JN30B Nano full storage: can't bring up containers

Hi all

Since deploying a new release, some devices’ status went from online to offline in the BalenaCloud dashboard without any clear cause. First thing was to exclude the possibility of hardware failure by replacing almost all of the vital components.

After re-flashing the device, the unwanted behavior was resolved and the device worked perfectly for days. When the device went offline again, the serial port showed that the boot loader stages were handled correctly and were the same as any other device working as it should.

Assertion: the device can’t bring up its containers because none of the prints can be found in the logs. Knowing that EMMC storage was getting critical low on some devices, the problem was recreated by writing random things to storage until it was full. We did this on a freshly flashed devices, that was working perfectly fine.

As storage was being filled, the device was still accessible and showed an online status in the BalenaCloud dashboard. As soon as the storage was filled for 100%, a reboot of the device made the unwanted behavior pop up again. The same boot logs were captured as before.

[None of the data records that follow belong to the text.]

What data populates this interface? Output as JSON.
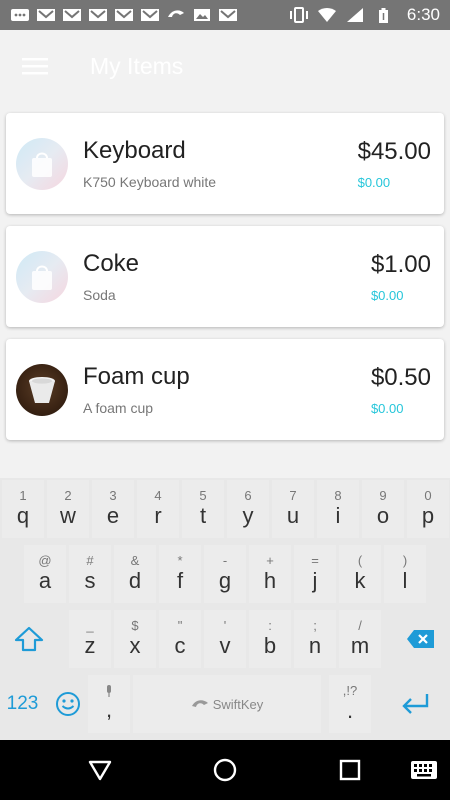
{
  "status_bar": {
    "time": "6:30",
    "icons": [
      "gmail-icon",
      "gmail-icon",
      "gmail-icon",
      "gmail-icon",
      "gmail-icon",
      "gmail-icon",
      "swiftkey-icon",
      "image-icon",
      "gmail-icon",
      "vibrate-icon",
      "wifi-icon",
      "signal-icon",
      "battery-icon"
    ]
  },
  "app_bar": {
    "title": "My Items",
    "menu_icon": "hamburger-menu-icon"
  },
  "items": [
    {
      "name": "Keyboard",
      "description": "K750 Keyboard white",
      "price": "$45.00",
      "sub_price": "$0.00",
      "thumbnail": "shopping-bag-icon"
    },
    {
      "name": "Coke",
      "description": "Soda",
      "price": "$1.00",
      "sub_price": "$0.00",
      "thumbnail": "shopping-bag-icon"
    },
    {
      "name": "Foam cup",
      "description": "A foam cup",
      "price": "$0.50",
      "sub_price": "$0.00",
      "thumbnail": "foam-cup-photo"
    }
  ],
  "keyboard": {
    "row1": [
      {
        "hint": "1",
        "key": "q"
      },
      {
        "hint": "2",
        "key": "w"
      },
      {
        "hint": "3",
        "key": "e"
      },
      {
        "hint": "4",
        "key": "r"
      },
      {
        "hint": "5",
        "key": "t"
      },
      {
        "hint": "6",
        "key": "y"
      },
      {
        "hint": "7",
        "key": "u"
      },
      {
        "hint": "8",
        "key": "i"
      },
      {
        "hint": "9",
        "key": "o"
      },
      {
        "hint": "0",
        "key": "p"
      }
    ],
    "row2": [
      {
        "hint": "@",
        "key": "a"
      },
      {
        "hint": "#",
        "key": "s"
      },
      {
        "hint": "&",
        "key": "d"
      },
      {
        "hint": "*",
        "key": "f"
      },
      {
        "hint": "-",
        "key": "g"
      },
      {
        "hint": "+",
        "key": "h"
      },
      {
        "hint": "=",
        "key": "j"
      },
      {
        "hint": "(",
        "key": "k"
      },
      {
        "hint": ")",
        "key": "l"
      }
    ],
    "row3": [
      {
        "hint": "_",
        "key": "z"
      },
      {
        "hint": "$",
        "key": "x"
      },
      {
        "hint": "\"",
        "key": "c"
      },
      {
        "hint": "'",
        "key": "v"
      },
      {
        "hint": ":",
        "key": "b"
      },
      {
        "hint": ";",
        "key": "n"
      },
      {
        "hint": "/",
        "key": "m"
      }
    ],
    "num_label": "123",
    "comma_hint": "🎤",
    "comma": ",",
    "space_label": "SwiftKey",
    "period_hint": ",!?",
    "period": ".",
    "accent_color": "#1e9bd7"
  },
  "nav_bar": {
    "icons": [
      "back-triangle-icon",
      "home-circle-icon",
      "recents-square-icon",
      "keyboard-switch-icon"
    ]
  },
  "colors": {
    "background": "#f2f2f2",
    "status_bar": "#757575",
    "accent": "#26c6da"
  }
}
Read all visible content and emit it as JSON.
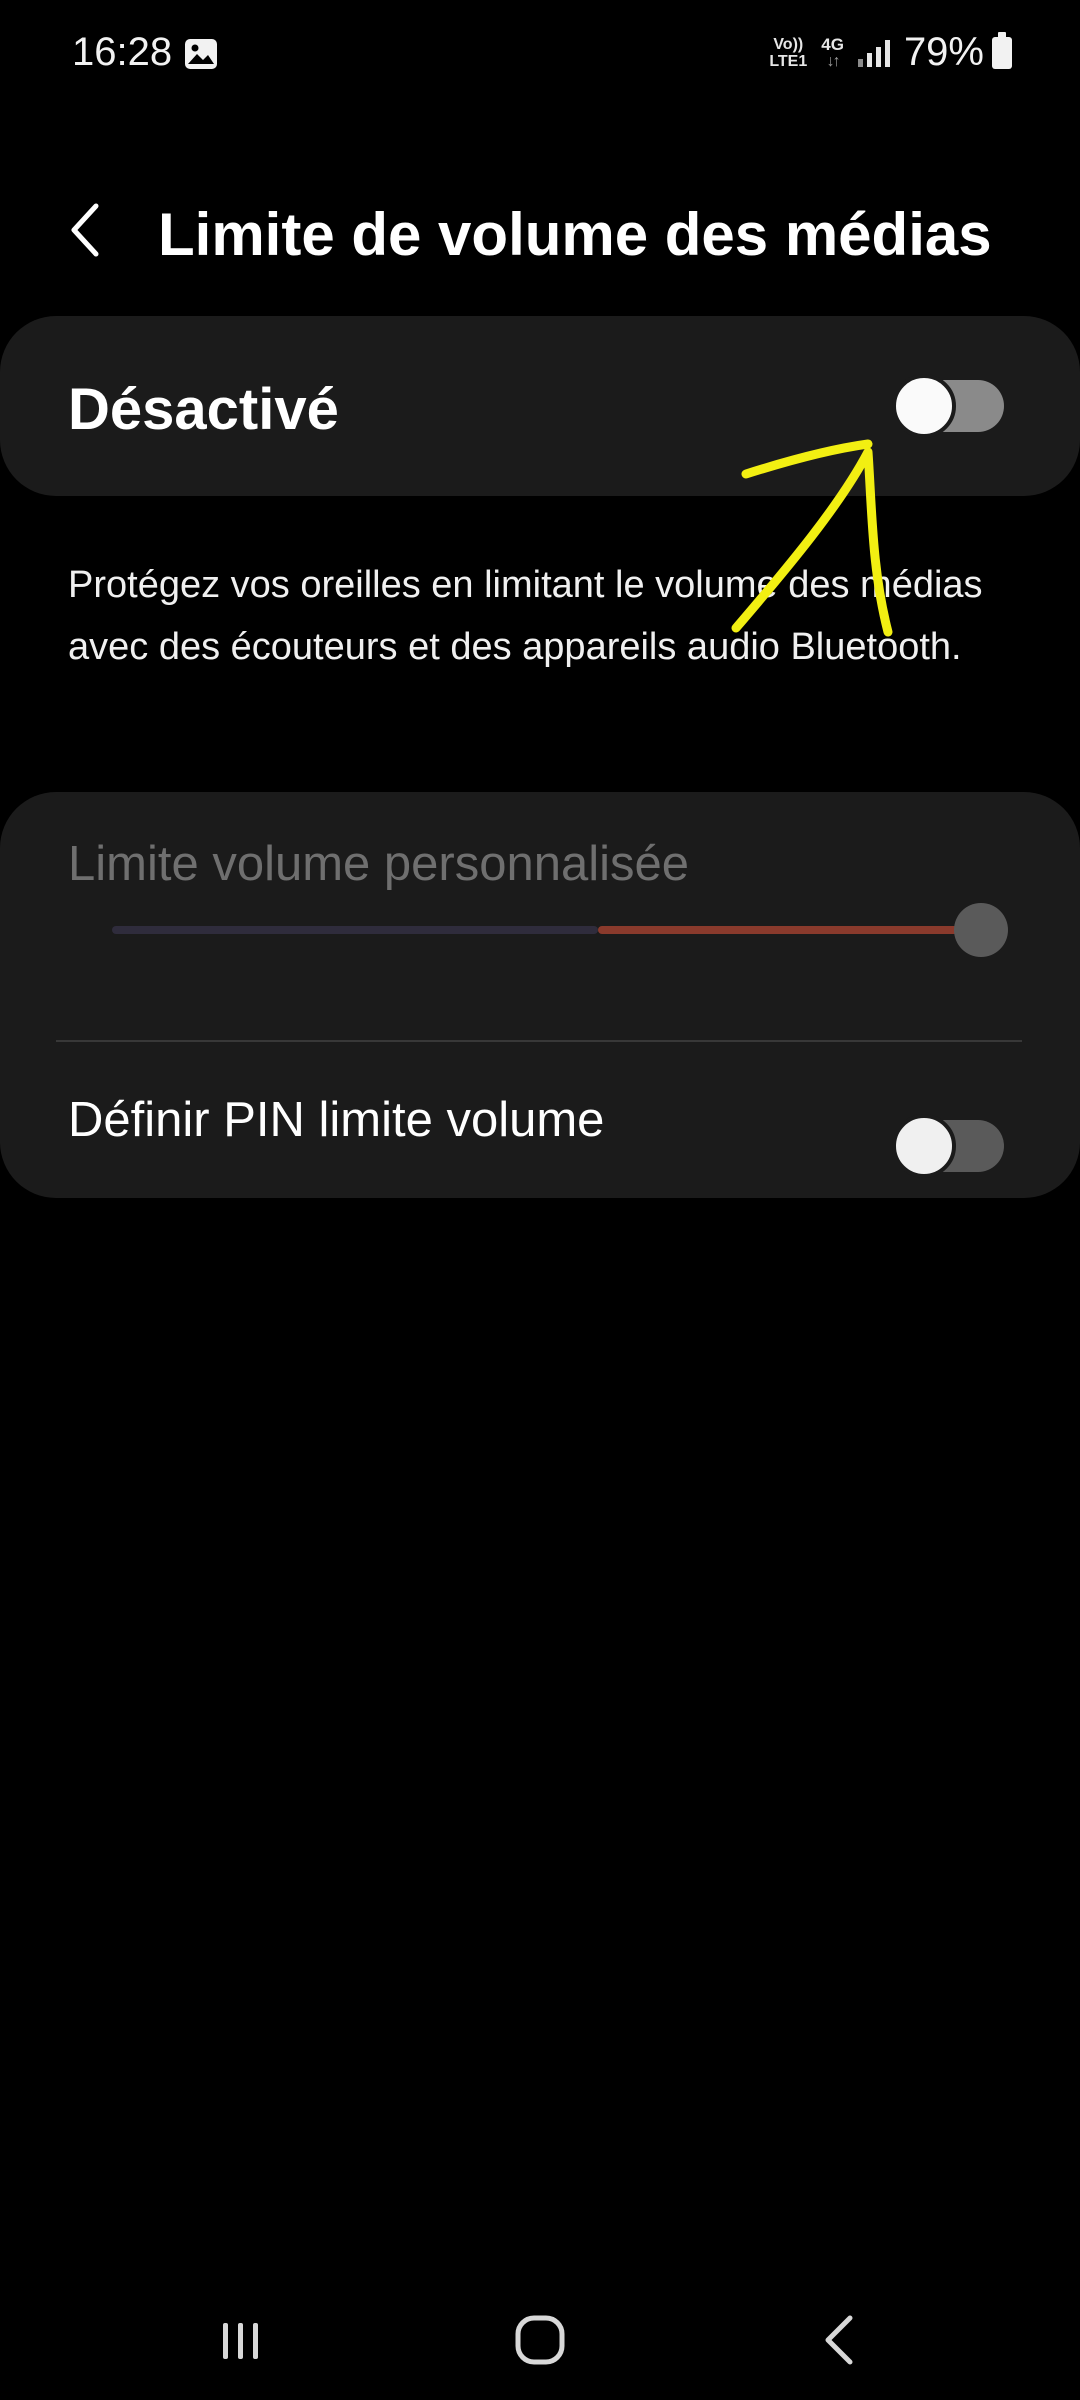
{
  "status_bar": {
    "time": "16:28",
    "volte_line1": "Vo))",
    "volte_line2": "LTE1",
    "network": "4G",
    "battery": "79%",
    "icons": [
      "gallery-icon",
      "volte-icon",
      "network-4g-icon",
      "signal-icon",
      "battery-icon"
    ]
  },
  "header": {
    "title": "Limite de volume des médias",
    "back_icon": "chevron-left-icon"
  },
  "master": {
    "label": "Désactivé",
    "switch_on": false
  },
  "description": "Protégez vos oreilles en limitant le volume des médias avec des écouteurs et des appareils audio Bluetooth.",
  "settings": {
    "custom_limit_label": "Limite volume personnalisée",
    "custom_limit_enabled": false,
    "slider_value_fraction": 1.0,
    "pin_label": "Définir PIN limite volume",
    "pin_switch_on": false
  },
  "navigation": {
    "recents_icon": "recents-icon",
    "home_icon": "home-icon",
    "back_icon": "back-icon"
  },
  "colors": {
    "background": "#000000",
    "card": "#1b1b1b",
    "annotation": "#f2ef12",
    "slider_active": "#8a3a2c",
    "slider_inactive": "#2f2c3c"
  }
}
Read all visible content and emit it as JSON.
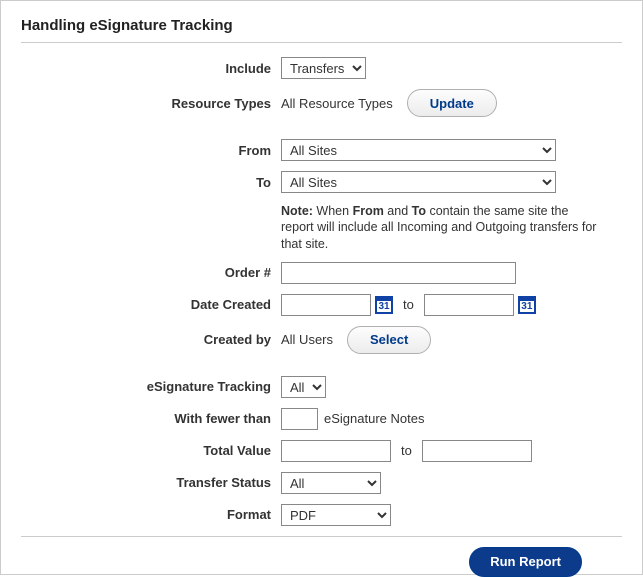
{
  "title": "Handling eSignature Tracking",
  "labels": {
    "include": "Include",
    "resourceTypes": "Resource Types",
    "from": "From",
    "to": "To",
    "order": "Order #",
    "dateCreated": "Date Created",
    "createdBy": "Created by",
    "esigTracking": "eSignature Tracking",
    "withFewer": "With fewer than",
    "totalValue": "Total Value",
    "transferStatus": "Transfer Status",
    "format": "Format"
  },
  "values": {
    "include": "Transfers",
    "resourceTypesText": "All Resource Types",
    "fromSite": "All Sites",
    "toSite": "All Sites",
    "order": "",
    "dateFrom": "",
    "dateTo": "",
    "createdByText": "All Users",
    "esigTracking": "All",
    "fewerThan": "",
    "esigNotesSuffix": "eSignature Notes",
    "valueFrom": "",
    "valueTo": "",
    "transferStatus": "All",
    "format": "PDF"
  },
  "note": {
    "prefix": "Note:",
    "part1": " When ",
    "from": "From",
    "mid": " and ",
    "to": "To",
    "rest": " contain the same site the report will include all Incoming and Outgoing transfers for that site."
  },
  "buttons": {
    "update": "Update",
    "select": "Select",
    "run": "Run Report"
  },
  "misc": {
    "calDay": "31",
    "toWord": "to"
  }
}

My question is as follows: why is the device unable to bring up its containers when storage is getting filled up and is there any protection against this? Is this something we should check ourselves, or does Balena provide any protection mechanism?

Thanks in advance for looking in to this!

1 Like

Hi @robbeg,

Thanks for reaching out and for the details on your findings. This is expected behavior as the space gets full, the containers fail to start/new release have the similar issues. You can find this in our documentation here: Development Anti-patterns - Balena Documentation

On the protection against such scenarios we do have some recommendations for general cases like logs filling up storage. I have also reached out to our OS team to see if there is any automated measures for the same.

Regards,
N

Hi @nitish

The docs indicate that filled memory could be the issue indeed. Now, the goal is to find out what files are taking up that much space so that the code responsible for it can be rewritten.
To do this, stopping the booting device in the U-Boot stage showed that the logs were not taking up too much space (~ 35 MB) of the data partition. The rest of the files were hard to examine as there are not that much useful commands available in U-Boot.

To be able to use more advanced command line tools, the idea was to make sure the device could fully boot by either one of two options:

(1) Remove some files so that the containers can be brought up again
(2) Modify the U-Boot bootargs so that init=/bin/sh is passed to the kernel command line

Using one of these options, the file system can be inspected and the files responsible for filling up storage can be found. However, some problems arise when actually trying to execute these theories.

(1) As the resin-data partition is in the ext4 file system format, there are no command line tools available in U-Boot to remove files. Is there any way known to you guys to overcome this problem?
(2) When setting the bootargs environment variable to init=/bin/sh or when appending it to the already existing cbootargs variable, no shell becomes available. Has anybody done this before and could provide me with some tips/tricks?

Thanks for looking into this and to the OS team for checking out any automated measures to prevent completely filling up storage.

Hi Robbe, sorry for the delayed reply. I don’t know of any u-boot tooling that will enable access to the ext4 partition, so I think that may now work. But, for theory number 2, you should be able to make use of the extra_os_cmdline u-boot argument, to launch the shell. Additionally, you might even be able to just execut shell from u-boot to reach an initramfs, which might be enough to get you going. Hope that helps!

Hi David

No problem. I don’t exactly know when to test this because prio’s have shifted.
If I do, I’ll let you know the results!